Le Maréchal s’octroie le lendemain le titre de Chef de l’État français, qu’il conservera durant les quatre années de l’occupation allemande. Les institutions républicaines et les libertés fondamentales sont abolies. Le pays est engagé dans la « Révolution nationale » et dans la collaboration d’État avec l’Allemagne nazie.

Le 10 juillet 1940, quatre parlementaires isérois refusent de voter les pleins pouvoirs à Philippe Pétain : les députés Léon Martin, Lucien Hussel, Séraphin Buisset et le sénateur Léon Perrier.

Ce sont les premiers gestes de refus. Des gestes fondateurs, qui levaient clairement le doute et qui montraient la voie à suivre. Et la voie à suivre, c’était celle de la résistance. La résistance à l’occupant nazi.

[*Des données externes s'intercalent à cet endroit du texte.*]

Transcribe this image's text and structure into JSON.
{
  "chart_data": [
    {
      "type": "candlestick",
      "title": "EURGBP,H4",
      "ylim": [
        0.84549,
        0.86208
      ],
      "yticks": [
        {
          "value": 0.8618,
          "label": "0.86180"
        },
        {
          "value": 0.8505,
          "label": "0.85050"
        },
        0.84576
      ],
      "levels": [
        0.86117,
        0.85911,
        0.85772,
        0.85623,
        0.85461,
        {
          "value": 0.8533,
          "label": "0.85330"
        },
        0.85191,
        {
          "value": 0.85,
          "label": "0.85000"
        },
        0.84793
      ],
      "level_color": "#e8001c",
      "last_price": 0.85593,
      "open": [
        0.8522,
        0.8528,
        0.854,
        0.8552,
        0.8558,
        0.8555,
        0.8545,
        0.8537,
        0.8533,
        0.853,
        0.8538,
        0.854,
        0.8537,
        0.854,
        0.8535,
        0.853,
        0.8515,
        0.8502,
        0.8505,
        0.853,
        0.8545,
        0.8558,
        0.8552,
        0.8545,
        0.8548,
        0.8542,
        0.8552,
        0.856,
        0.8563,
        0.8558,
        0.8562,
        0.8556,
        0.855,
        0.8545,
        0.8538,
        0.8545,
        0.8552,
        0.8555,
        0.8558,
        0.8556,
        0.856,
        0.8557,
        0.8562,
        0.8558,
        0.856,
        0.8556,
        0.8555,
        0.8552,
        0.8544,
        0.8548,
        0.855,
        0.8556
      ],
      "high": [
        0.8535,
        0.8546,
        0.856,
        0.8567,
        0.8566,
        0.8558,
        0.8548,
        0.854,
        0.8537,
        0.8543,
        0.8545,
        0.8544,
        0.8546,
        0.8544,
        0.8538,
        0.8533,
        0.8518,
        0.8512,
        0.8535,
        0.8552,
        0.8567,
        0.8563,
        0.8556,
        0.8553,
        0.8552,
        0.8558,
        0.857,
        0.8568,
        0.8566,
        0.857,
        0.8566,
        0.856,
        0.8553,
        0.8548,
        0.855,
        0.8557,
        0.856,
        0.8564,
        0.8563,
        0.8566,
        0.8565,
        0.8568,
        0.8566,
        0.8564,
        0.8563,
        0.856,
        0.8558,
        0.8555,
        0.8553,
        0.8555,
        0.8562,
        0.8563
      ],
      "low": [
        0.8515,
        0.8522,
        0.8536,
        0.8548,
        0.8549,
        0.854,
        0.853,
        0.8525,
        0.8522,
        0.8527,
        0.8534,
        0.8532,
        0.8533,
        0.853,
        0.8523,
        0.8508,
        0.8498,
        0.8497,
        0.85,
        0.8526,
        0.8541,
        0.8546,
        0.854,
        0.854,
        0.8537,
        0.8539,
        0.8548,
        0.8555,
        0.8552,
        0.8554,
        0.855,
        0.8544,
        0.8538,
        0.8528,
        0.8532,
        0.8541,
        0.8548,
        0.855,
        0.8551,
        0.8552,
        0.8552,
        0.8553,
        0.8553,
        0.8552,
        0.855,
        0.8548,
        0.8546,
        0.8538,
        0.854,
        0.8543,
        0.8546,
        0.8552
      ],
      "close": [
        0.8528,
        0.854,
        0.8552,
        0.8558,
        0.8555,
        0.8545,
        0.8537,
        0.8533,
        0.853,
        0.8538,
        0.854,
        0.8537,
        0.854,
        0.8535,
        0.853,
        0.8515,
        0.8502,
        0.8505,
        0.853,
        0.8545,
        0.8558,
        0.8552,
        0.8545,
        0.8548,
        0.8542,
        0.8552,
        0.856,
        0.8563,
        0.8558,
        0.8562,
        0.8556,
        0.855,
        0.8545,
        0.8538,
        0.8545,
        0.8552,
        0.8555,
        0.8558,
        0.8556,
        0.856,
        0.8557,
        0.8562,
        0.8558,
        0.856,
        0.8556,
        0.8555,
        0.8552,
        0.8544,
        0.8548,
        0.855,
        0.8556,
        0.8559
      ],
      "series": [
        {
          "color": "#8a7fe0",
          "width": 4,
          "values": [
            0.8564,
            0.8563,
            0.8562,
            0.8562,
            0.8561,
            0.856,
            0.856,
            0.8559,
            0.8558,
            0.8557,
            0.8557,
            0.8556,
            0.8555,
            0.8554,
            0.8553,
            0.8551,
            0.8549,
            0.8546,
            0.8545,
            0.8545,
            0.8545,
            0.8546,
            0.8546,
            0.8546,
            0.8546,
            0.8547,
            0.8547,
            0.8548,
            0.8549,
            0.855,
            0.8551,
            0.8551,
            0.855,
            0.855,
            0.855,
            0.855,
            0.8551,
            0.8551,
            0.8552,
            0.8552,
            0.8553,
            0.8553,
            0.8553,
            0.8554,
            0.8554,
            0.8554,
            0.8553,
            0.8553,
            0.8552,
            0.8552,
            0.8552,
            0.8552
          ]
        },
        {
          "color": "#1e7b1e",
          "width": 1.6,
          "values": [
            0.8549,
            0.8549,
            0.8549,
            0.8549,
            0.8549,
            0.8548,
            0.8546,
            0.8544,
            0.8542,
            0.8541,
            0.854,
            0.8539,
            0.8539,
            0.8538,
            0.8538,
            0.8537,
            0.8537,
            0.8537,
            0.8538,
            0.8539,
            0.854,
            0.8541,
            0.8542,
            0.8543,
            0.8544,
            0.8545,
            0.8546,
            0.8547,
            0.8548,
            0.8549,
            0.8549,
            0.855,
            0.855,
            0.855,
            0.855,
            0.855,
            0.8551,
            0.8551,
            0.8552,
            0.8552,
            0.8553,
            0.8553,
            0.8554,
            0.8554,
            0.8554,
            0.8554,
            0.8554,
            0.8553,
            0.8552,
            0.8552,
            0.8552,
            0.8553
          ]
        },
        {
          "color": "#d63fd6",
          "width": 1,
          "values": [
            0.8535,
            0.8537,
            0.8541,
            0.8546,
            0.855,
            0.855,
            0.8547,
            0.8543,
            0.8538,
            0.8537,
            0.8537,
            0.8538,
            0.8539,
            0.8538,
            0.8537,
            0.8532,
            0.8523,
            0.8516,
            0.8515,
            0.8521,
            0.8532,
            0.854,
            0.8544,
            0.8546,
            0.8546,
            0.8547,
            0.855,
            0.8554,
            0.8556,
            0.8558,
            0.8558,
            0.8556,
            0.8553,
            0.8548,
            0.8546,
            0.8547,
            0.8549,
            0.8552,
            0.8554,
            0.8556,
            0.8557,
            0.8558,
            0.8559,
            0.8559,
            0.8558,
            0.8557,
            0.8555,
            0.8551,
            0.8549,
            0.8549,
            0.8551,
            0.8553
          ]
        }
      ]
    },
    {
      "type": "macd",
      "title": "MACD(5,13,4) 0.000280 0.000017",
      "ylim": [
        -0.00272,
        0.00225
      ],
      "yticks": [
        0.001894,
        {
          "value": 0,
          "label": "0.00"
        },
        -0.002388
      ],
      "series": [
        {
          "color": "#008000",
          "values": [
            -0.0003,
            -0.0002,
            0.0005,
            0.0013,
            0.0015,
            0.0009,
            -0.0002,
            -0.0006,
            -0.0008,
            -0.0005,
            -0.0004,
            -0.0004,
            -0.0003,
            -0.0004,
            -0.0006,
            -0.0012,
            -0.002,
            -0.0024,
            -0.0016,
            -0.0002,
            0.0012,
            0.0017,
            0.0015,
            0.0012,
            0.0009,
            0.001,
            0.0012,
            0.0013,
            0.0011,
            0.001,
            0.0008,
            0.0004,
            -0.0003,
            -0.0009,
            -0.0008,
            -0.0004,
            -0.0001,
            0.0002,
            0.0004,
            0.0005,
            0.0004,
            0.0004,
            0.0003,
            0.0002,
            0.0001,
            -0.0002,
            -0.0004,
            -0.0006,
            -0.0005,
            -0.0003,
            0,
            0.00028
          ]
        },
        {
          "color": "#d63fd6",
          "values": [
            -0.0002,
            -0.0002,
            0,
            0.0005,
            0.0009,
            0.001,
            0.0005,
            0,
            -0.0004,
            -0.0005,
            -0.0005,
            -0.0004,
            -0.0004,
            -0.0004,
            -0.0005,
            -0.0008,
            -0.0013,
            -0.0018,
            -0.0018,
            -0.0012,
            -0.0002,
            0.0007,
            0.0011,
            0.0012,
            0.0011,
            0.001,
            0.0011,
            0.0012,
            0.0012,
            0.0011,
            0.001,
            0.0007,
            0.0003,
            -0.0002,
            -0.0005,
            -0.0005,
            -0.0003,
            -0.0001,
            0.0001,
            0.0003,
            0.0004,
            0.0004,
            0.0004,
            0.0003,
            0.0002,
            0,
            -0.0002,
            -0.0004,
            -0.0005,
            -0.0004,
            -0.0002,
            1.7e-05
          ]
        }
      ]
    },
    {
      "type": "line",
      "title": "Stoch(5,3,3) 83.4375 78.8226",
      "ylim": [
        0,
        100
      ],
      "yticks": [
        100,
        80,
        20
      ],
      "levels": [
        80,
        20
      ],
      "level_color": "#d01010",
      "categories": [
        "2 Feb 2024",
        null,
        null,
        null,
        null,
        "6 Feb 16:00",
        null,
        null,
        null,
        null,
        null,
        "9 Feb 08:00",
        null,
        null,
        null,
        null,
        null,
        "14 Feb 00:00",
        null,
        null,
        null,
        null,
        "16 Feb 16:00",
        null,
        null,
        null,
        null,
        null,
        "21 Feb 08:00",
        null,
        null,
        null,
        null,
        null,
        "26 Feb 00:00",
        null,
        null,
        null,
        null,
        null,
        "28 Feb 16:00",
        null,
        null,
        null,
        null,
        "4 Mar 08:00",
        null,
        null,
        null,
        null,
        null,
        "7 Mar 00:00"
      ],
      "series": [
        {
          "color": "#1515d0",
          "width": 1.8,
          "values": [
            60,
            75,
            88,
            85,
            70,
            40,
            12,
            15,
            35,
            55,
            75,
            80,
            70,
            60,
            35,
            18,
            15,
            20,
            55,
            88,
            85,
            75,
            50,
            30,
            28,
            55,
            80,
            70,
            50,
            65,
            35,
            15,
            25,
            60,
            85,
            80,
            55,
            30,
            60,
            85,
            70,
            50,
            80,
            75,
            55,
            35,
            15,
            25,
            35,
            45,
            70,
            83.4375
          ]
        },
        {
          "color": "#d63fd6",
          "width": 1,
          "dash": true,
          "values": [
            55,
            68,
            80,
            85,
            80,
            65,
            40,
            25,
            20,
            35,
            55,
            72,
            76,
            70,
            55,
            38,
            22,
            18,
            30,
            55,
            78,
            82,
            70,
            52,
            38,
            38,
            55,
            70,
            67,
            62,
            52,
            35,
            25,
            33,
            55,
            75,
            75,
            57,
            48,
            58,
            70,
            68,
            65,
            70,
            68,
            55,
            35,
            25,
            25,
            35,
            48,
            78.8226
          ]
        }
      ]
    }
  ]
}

Dans une France qui ne sera pas épargnée par les lâchetés et les compromissions de la collaboration, ces premiers gestes seront suivis d’autres, de beaucoup d’autres. Parfois sublimes, souvent modestes, toujours risqués, ils seront le salut et la fierté de notre ville.

Comme tout le sud de la France, la région Rhône-Alpes n’a pas à subir la présence de l’ennemi jusqu’au mois de novembre 1942. De novembre 1942 à septembre 1943, l’Isère est un des 11 départements de la zone libre « occupés » totalement ou partiellement par l’armée italienne. Pendant l’été 1943, l’Allemagne se débarrasse de l’Italie, alliée devenu incertaine, et se trouve seul maître de la situation.

En septembre 1943, les troupes allemandes entrent dans Grenoble.

La véritable répression commence.

La Gestapo s’installe. Les actes de résistance se multiplient. Les arrestations de réfugiés et de résistants aussi. Le 6 octobre, ils sont 15 000 à assister aux obsèques de l’ingénieur André Abry. Le 11 novembre, ils sont 1500 rassemblés près du monument des Diables Bleus pour commémorer la victoire de 1918 : 400 d’entre eux seront déportés, 120 seulement reviendront. Ce sera ensuite l’explosion du Polygone d’artillerie le 14 novembre, puis les journées assassines de la fin novembre 1943 – puis l’explosion de la caserne de Bonne, le 2 décembre… et encore des mois de souffrances à venir.

Le magnifique courage opposé par les Grenoblois à la terreur et au crime au long de l’automne sanglant de1943 avalu à notre Ville de recevoir la croix de l’Ordre de la Libération.

Mesdames et Messieurs, c’est la dernière fois que je m’exprime à cette tribune en tant que Maire puisque mon mandat touche à sa fin et que je ne me représenterai pas aux suffrages en mars prochain. Je suis donc particulièrement ému d’être devant vous aujourd’hui pour rappeler ces événements terribles et commémorer l’honneur solennel rendu le 5 novembre 1944 à l’héroïsme de ces hommes et ces femmes d’un temps qui s’efface.

Vous me permettrez d’évoquer particulièrement la mémoire du Général Alain LE RAY, qui prit le commandement des Forces de l’Intérieur de l’Isère au début de mai 1944 après la disparition tragique du commandant Albert de REYNIES, tombé dans un guet-apens. Tous deux ont participé de façon déterminante à la victoire et il est juste de les associer à cet hommage.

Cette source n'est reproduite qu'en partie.